Louis entered the same parliament on 6 September 1770 and was a councillor until it dissolved in 1771. He became Président à mortier (presiding member) on 15 March 1779, taking over the position previously held by his father.

On 7 May 1789 he was elected with 113 of 200 votes to the Estates-General as a deputy for the nobility, from the Paris-Hors-les-Murs (Paris outside the walls) constituency, by the prévôts and other aristocracy of Paris. He was part of the ecclesiastical committee that produced the law on the Civil Constitution of the Clergy adopted by the Assembly, and also one of the deputies brought back to Paris with the king on 6 October 1789 after the Women's March on Versailles.

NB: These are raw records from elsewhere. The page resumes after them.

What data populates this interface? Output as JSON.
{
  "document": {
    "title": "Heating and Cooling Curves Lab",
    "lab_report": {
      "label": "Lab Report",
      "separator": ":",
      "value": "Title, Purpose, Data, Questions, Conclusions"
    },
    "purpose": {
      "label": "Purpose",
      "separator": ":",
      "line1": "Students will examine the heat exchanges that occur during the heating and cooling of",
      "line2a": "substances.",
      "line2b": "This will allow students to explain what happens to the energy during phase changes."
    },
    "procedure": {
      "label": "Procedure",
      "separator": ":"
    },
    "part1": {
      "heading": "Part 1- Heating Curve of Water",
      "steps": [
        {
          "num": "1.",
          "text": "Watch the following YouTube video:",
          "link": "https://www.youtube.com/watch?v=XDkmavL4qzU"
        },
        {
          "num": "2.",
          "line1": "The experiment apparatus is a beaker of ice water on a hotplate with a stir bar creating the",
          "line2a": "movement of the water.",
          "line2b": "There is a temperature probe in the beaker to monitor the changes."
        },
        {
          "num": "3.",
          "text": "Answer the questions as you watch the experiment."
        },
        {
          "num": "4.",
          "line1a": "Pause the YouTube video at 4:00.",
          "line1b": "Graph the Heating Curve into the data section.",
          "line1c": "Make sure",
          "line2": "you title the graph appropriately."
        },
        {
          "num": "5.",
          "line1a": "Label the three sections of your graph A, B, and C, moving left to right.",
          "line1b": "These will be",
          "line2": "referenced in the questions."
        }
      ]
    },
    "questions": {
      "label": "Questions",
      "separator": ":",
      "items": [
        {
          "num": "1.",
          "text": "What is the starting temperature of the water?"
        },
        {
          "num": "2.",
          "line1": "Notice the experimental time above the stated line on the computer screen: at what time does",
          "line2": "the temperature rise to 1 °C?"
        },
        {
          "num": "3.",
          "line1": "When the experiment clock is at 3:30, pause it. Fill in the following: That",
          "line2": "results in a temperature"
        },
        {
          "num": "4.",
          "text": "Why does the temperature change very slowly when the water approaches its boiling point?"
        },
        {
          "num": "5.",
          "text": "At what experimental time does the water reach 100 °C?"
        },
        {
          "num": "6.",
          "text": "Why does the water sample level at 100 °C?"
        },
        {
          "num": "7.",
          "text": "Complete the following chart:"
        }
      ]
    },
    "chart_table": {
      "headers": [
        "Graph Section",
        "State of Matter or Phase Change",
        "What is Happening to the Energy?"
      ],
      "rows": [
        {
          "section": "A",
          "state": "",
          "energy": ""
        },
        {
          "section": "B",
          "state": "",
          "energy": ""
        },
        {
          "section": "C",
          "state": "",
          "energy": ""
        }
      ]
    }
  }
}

He favored the "vote par tête", one deputy one vote, as opposed to the weighted system then in effect. He opposed the abolition of feudal rights, and signed the protests of 12 and 15 September 1791 against the decisions of the Constituent Assembly. His term ended on 30 September 1791 when the new constitution took effect, creating the National Assembly.

He succeeded Jean-Charles-Pierre Lenoir in 1790 at the Royal Library and was there until August 1792, when he became a member of the commission of public monuments, and of the Académie des Inscriptions et Belles-Lettres as a distinguished Hellenist.

He was arrested in December 1793 as a royalist along with Jean Baptiste Gaspard Bochart de Saron. He was brought before the Revolutionary Tribunal, and condemned to death for having signed a protest against the abolition of the parliaments. This protest was found in the papers of Lepeletier de Rosambo, when he was arrested with all his family in the Château de Malesherbes, with his father-in-law Chrétien Guillaume de Lamoignon de Malesherbes, one of Louis XVI's lawyers. Lefèvre d'Ormesson was executed along with twenty-one other deputies of the old parliaments of Paris and Toulouse on 1 Floréal, Year II.

He married Anne-Louise-Reine-Jeanne Lyon Baillon in 1779. He had no children.